Last week, the Trump administration extended sanctions relief for Iran, but left open the possibility that it may not certify Iran’s compliance with the deal at the mid-October deadline.

However, administration officials, and even Trump on Twitter, has discussed the decertification of the Iran nuclear deal as an option. Under U.S. law, the president must certify to Congress every 90 days that Iran is in compliance with the deal. If the president does not certify their compliance, Congress could reimpose sanctions that were originally lifted, effectively ending the U.S.’s participation in the agreement.

Ben Taleblu said there has been a remarkable amount of consistency within the administration on not telegraphing its options on Iran.

“Despite all the talk about decertification and the October deadline, they have also done a good job at cultivating the ambiguity and uncertainty of what actually will happen,” he said.

Ben Taleblu believes the Trump administration should leverage the uncertainty over what will happen in October to get European allies on board with their future policy, while also preventing Iranian President Hassan Rouhani from driving a wedge between the U.S. and Europe on the nuclear deal.

“Europe is already eager to engage with Iran on the business front. The Trump administration needs to prevent Europe from being wooed by Iran and reject the charm offensive by Rouhani,” he said.

The Trump administration, according to Ben Taleblu, needs to “prevent the transatlantic community from being split, and working within the confines of international forums like the U.N., to develop a unified interpretation of the deal, with all its problems and pitfalls, and use that to vigorously enforce the deal and eventually set a predicate to renegotiate the deal.”

‘Sunset clauses’ in the Iran deal

In an interview following Trump’s speech, Secretary of State Rex Tillerson told Fox News that the so-called sunset clauses, which allow for key restrictions on Iran’s nuclear program to expire over time, were of particular concern.
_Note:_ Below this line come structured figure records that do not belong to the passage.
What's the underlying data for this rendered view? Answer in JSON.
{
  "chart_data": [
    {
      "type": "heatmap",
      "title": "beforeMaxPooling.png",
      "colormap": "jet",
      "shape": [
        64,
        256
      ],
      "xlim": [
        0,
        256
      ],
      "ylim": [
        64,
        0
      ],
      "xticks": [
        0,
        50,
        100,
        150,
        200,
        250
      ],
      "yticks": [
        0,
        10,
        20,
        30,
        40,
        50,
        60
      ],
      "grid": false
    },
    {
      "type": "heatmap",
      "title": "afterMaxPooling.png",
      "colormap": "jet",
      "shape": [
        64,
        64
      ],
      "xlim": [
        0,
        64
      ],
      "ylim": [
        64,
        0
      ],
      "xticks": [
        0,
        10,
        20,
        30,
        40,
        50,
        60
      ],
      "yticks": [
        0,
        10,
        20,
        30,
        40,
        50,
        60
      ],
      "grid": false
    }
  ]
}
“If we’re going to stick with the Iran deal there has to be changes made to it. The sunset provisions simply is not a sensible way forward,” Tillerson said. “It’s just simply... kicking the can down the road again for someone in the future to have to deal with.”

Tillerson’s comments echoed that of Netanyahu’s, who slammed the sunset clauses in the nuclear deal in his U.N. speech.

Netanyahu told the world body that “when that sunset comes, a dark shadow will be cast over the entire Middle East and the world, because Iran will then be free to enrich uranium on an industrial scale, placing it on the threshold of a massive arsenal of nuclear weapons.”

In his address, Trump did not mention the sunset clause, but suggested concern over it.

Despite forcefully urging the U.S. to stay in the Iran deal, French President Emmanuel Macron expressed some concern over aspects of the agreement in his U.N. speech.

“Let’s be stricter, but let’s not unravel agreements that have already brought security,” Macron told the U.N. Tuesday.

Notably, Macron pointed out a few flaws of the deal, including the sunset clauses, which “could be an opportunity for the Trump administration to build a bridge to Europe and develop a coherent policy around those issues,” Ben Taleblu said.

“Even though Europe has been against renegotiating the deal, some comments from European leaders, such as Macron, give me some cautious optimism for the Trump administration to go about creative ways in fixing the nuclear deal.”